Run is slower / using more memory than expected
Tune batch_size and concurrency — see Performance tuning. Use
the metrics to find the bottleneck.
Where do I report a bug or request a connector?
Open an issue at github.com/PawanSikawat/faucet-stream/issues.
Authoring a connector
faucet-stream is designed as an ecosystem: third parties can publish their own
faucet-source-* / faucet-sink-* crates with minimal friction. faucet-core
is the only required dependency — it re-exports everything a connector author
needs (async_trait, serde_json, schemars).
The traits
Implement Source or Sink. Both are object-safe (Box<dyn Source> works) and
all newer methods have defaults, so a minimal connector is small.
use faucet_core::{async_trait, Source, Sink, FaucetError, Value};
struct MySource { /* reusable client/pool created in new() */ }
#[async_trait]
impl Source for MySource {
// Primary entry point. (`fetch_all()` is a provided convenience.)

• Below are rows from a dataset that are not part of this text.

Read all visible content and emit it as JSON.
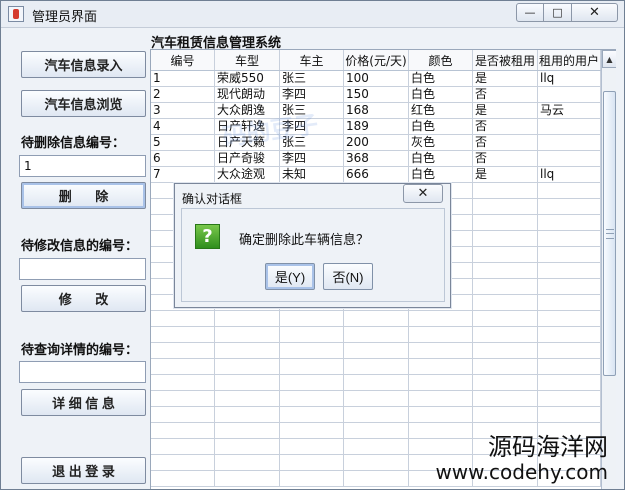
{
  "window": {
    "title": "管理员界面",
    "minimize_icon": "minimize-icon",
    "maximize_icon": "maximize-icon",
    "close_icon": "close-icon"
  },
  "sidebar": {
    "entry_button": "汽车信息录入",
    "browse_button": "汽车信息浏览",
    "delete_label": "待删除信息编号：",
    "delete_value": "1",
    "delete_button": "删 除",
    "modify_label": "待修改信息的编号：",
    "modify_value": "",
    "modify_button": "修 改",
    "detail_label": "待查询详情的编号：",
    "detail_value": "",
    "detail_button": "详 细 信 息",
    "logout_button": "退 出 登 录"
  },
  "main": {
    "system_title": "汽车租赁信息管理系统",
    "watermark": "码的豆子"
  },
  "table": {
    "headers": [
      "编号",
      "车型",
      "车主",
      "价格(元/天)",
      "颜色",
      "是否被租用",
      "租用的用户"
    ],
    "rows": [
      [
        "1",
        "荣威550",
        "张三",
        "100",
        "白色",
        "是",
        "llq"
      ],
      [
        "2",
        "现代朗动",
        "李四",
        "150",
        "白色",
        "否",
        ""
      ],
      [
        "3",
        "大众朗逸",
        "张三",
        "168",
        "红色",
        "是",
        "马云"
      ],
      [
        "4",
        "日产轩逸",
        "李四",
        "189",
        "白色",
        "否",
        ""
      ],
      [
        "5",
        "日产天籁",
        "张三",
        "200",
        "灰色",
        "否",
        ""
      ],
      [
        "6",
        "日产奇骏",
        "李四",
        "368",
        "白色",
        "否",
        ""
      ],
      [
        "7",
        "大众途观",
        "未知",
        "666",
        "白色",
        "是",
        "llq"
      ]
    ]
  },
  "dialog": {
    "title": "确认对话框",
    "close_icon": "close-icon",
    "question_icon": "question-icon",
    "message": "确定删除此车辆信息？",
    "yes_button": "是(Y)",
    "no_button": "否(N)"
  },
  "brand": {
    "name": "源码海洋网",
    "url": "www.codehy.com"
  },
  "colors": {
    "window_background": "#eef2f7",
    "table_border": "#c8d0dc",
    "question_icon": "#3f9d28"
  }
}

async fn fetch_with_context(&self) -> Result<Vec<Value>, FaucetError> {
todo!("fetch records from your system")
}
}
struct MySink { /* reusable client/pool */ }
#[async_trait]
impl Sink for MySink {
async fn write_batch(&self, records: &[Value]) -> Result<usize, FaucetError> {
todo!("write records to your system")
}
}
Your connector now works with the Pipeline and every other connector:
Pipeline::new(&MySource { .. }, &MySink { .. }).run().await?.
Crate layout
Follow the same module layout as the built-in connectors:
lib.rs— re-export the config + theSource/Sinktype. First line:#.config.rs— the config struct + sub-enums, derivingSerialize + Deserialize + JsonSchema. No I/O here.stream.rs(source) /sink.rs(sink) — the one place that performs I/O. Create reusable clients/pools innew()and store them; never reconnect per call.
Make it fast
Performance is the project’s first principle. Reuse clients and connections,
pool database connections, use multi-row inserts and bulk APIs, and prefer
parallel I/O. Where it makes sense, override stream_pages to stream natively
from your source’s paging primitive so memory stays bounded.
Config schema introspection
Implement config_schema() so faucet schema and faucet init work:
fn config_schema(&self) -> Value {
faucet_core::schema_for!(MyConfig).into()
}
Derive JsonSchema on the config struct and all sub-types, and add
#[schemars(with = "String")] for any custom-serde fields.
Errors
Map every failure to a FaucetError variant. Third-party error types wrap into
FaucetError::Custom(Box<dyn Error + Send + Sync>) without losing the chain.
Never .unwrap() on anything that can fail at runtime.
docs.rs setup
So docs.rs renders your full API with per-feature badges, add to Cargo.toml:
[package.metadata.docs.rs]
all-features = true
rustdoc-args = ["--cfg", "docsrs"]
and make the first line of lib.rs #![cfg_attr(docsrs, feature(doc_cfg))].
Naming & publishing
Name crates faucet-source-<name> / faucet-sink-<name>. If you ship both a
source and a sink for the same system, put shared types (auth, formats) in a
faucet-common-<name> crate that both depend on and re-export.
See any built-in connector (e.g.
faucet-source-rest) for a reference implementation.